Serge Akl, Secrétaire général du Festival du film libanais de France. Photo DR

Quatre prix seront remis lors de la soirée de clôture, le 26 novembre : le prix du meilleur film étudiant, celui du meilleur documentaire, de la meilleure fiction et enfin le coup de cœur du jury. C’est le court-métrage de Wissam Charaf Et si le soleil plongeait dans l’océan des nues qui sera projeté pour lancer la soirée, il est hors compétition », précise la fondatrice du festival. Le jury du court-métrage est présidé par Darina al-Joundi, marraine de l’événement, et il est composé de Jinane Choueib, Wissam Charaf, Stéphanie Atallah et Sam Lahoud.

Des affiches de films libanais au programme du Festival parisien. DR

« Ce que signifie être réalisateur au Liban »

La programmation du festival est multiple et il y en aura pour tous les goûts. La séance liminaire a lieu à l’IMA, jeudi soir, et elle projette Tnaash, de Boudy Sfeir, un remake de Douze hommes en colère. « En travaillant sur la programmation, on a constaté la récurrence d’une thématique, celle de la santé mentale, des effets de la guerre, de la crise et des enjeux sociétaux », constate Miche Tabbal, qui avait proposé en 2021 une conférence sur la place de Beyrouth dans le cinéma international.
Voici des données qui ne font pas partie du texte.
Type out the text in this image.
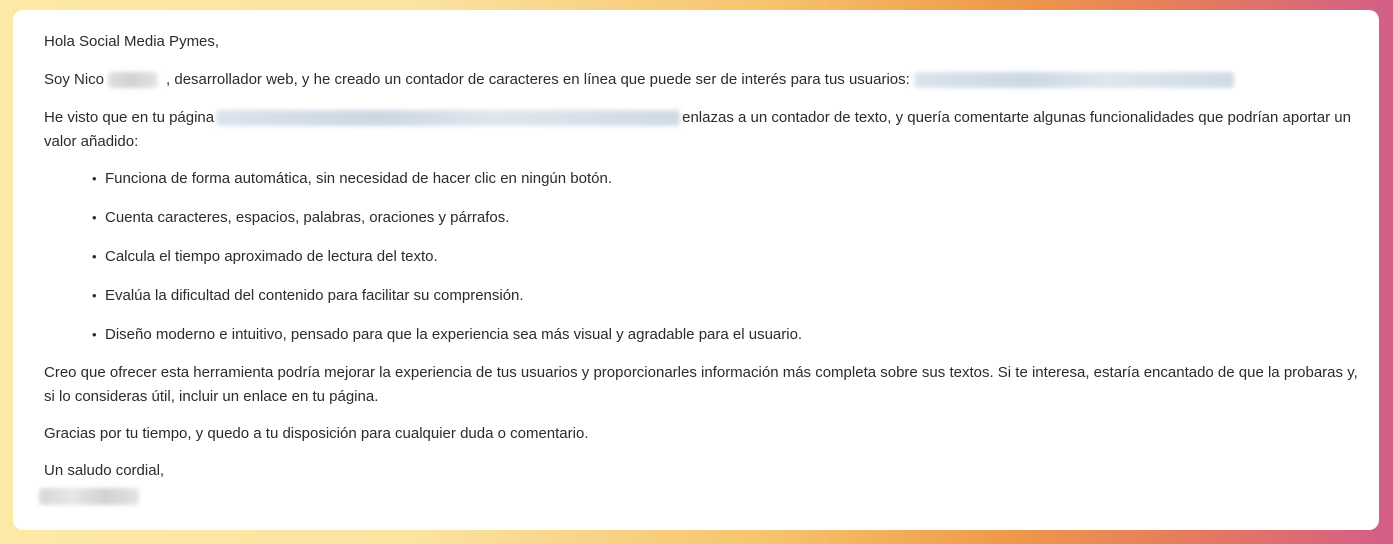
Hola Social Media Pymes,

Soy Nico	, desarrollador web, y he creado un contador de caracteres en línea que puede ser de interés para tus usuarios:

He visto que en tu página	enlazas a un contador de texto, y quería comentarte algunas funcionalidades que podrían aportar un valor añadido:

• Funciona de forma automática, sin necesidad de hacer clic en ningún botón.
• Cuenta caracteres, espacios, palabras, oraciones y párrafos.
• Calcula el tiempo aproximado de lectura del texto.
• Evalúa la dificultad del contenido para facilitar su comprensión.
• Diseño moderno e intuitivo, pensado para que la experiencia sea más visual y agradable para el usuario.

Creo que ofrecer esta herramienta podría mejorar la experiencia de tus usuarios y proporcionarles información más completa sobre sus textos. Si te interesa, estaría encantado de que la probaras y, si lo consideras útil, incluir un enlace en tu página.

Gracias por tu tiempo, y quedo a tu disposición para cualquier duda o comentario.

Un saludo cordial,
« Le focus dans les films libanais est beaucoup mis sur les personnages, leurs émotions, la gestion des traumas, et ce sujet est particulièrement prégnant cette année, que ce soit dans les thrillers, les films de science-fiction ou d’animation. Samedi 25 novembre, il y aura une table ronde autour de la représentation de la santé mentale dans le cinéma libanais, modérée par la docteure en psychologie Mayssa el-Husseini », annonce Sarah Hajjar. Mounia Akl et Cyril Ariss participeront à cet échange. « Ils évoqueront leur documentaire Danser sur un volcan, qui raconte les coulisses du tournage du film Costa Brava Lebanon et la détresse psychologique de l’équipe pendant les explosions puis le Covid. Il s’agit de se demander ce que signifie être réalisateur au Liban dans un contexte de précarité. Stéphanie Atallah et Reine Issa participeront à ce débat autour du film Farah, qui traite de la dépression et des médicaments qui font basculer l’héroïne dans le fantasme », ajoute la présidente du festival. Salim Saab est également invité à cet échange ; son documentaire Toxic Hope sera proposé le samedi à 14 heures. « Ce travail résume très justement ce qui se passe au Liban, la situation de fragilité dans laquelle se trouvent les artistes : il y a souvent un sursaut d’espoir qui retombe, et le rapport à l’espoir est présenté comme toxique. Des témoignages d’artistes et de psychologues expliquent comment ils survivent dans un tel climat », précise la jeune femme, qui se réjouit du succès des réservations en ligne pour les projections de la semaine prochaine, notamment pour le film Hardabasht de Mohammad Dayekh. « C’est un thriller social tourné à Ouzaï, qui est très attendu. Il relate la lutte de survie d’une famille marginalisée, dans un contexte de drogue et de violence. Vendredi, le documentaire Vous (les adolescents), de Valérie Mréjen, sera diffusé devant un public scolaire. Il s’agit de jeunes Libanais qui évoquent leur perception de l’avenir et leurs ambitions. L’idée est de créer un débat sur la représentation du futur selon le contexte social, politique et familial de chacun, et d’élargir le questionnement avec les élèves français », prévoit Hajjar, qui insiste sur la générosité de la ville de Paris, qui soutient financièrement l’événement, de même que le centre commercial La Vallée Village, qui apprécie vraisemblablement la fidélité de sa clientèle libanaise…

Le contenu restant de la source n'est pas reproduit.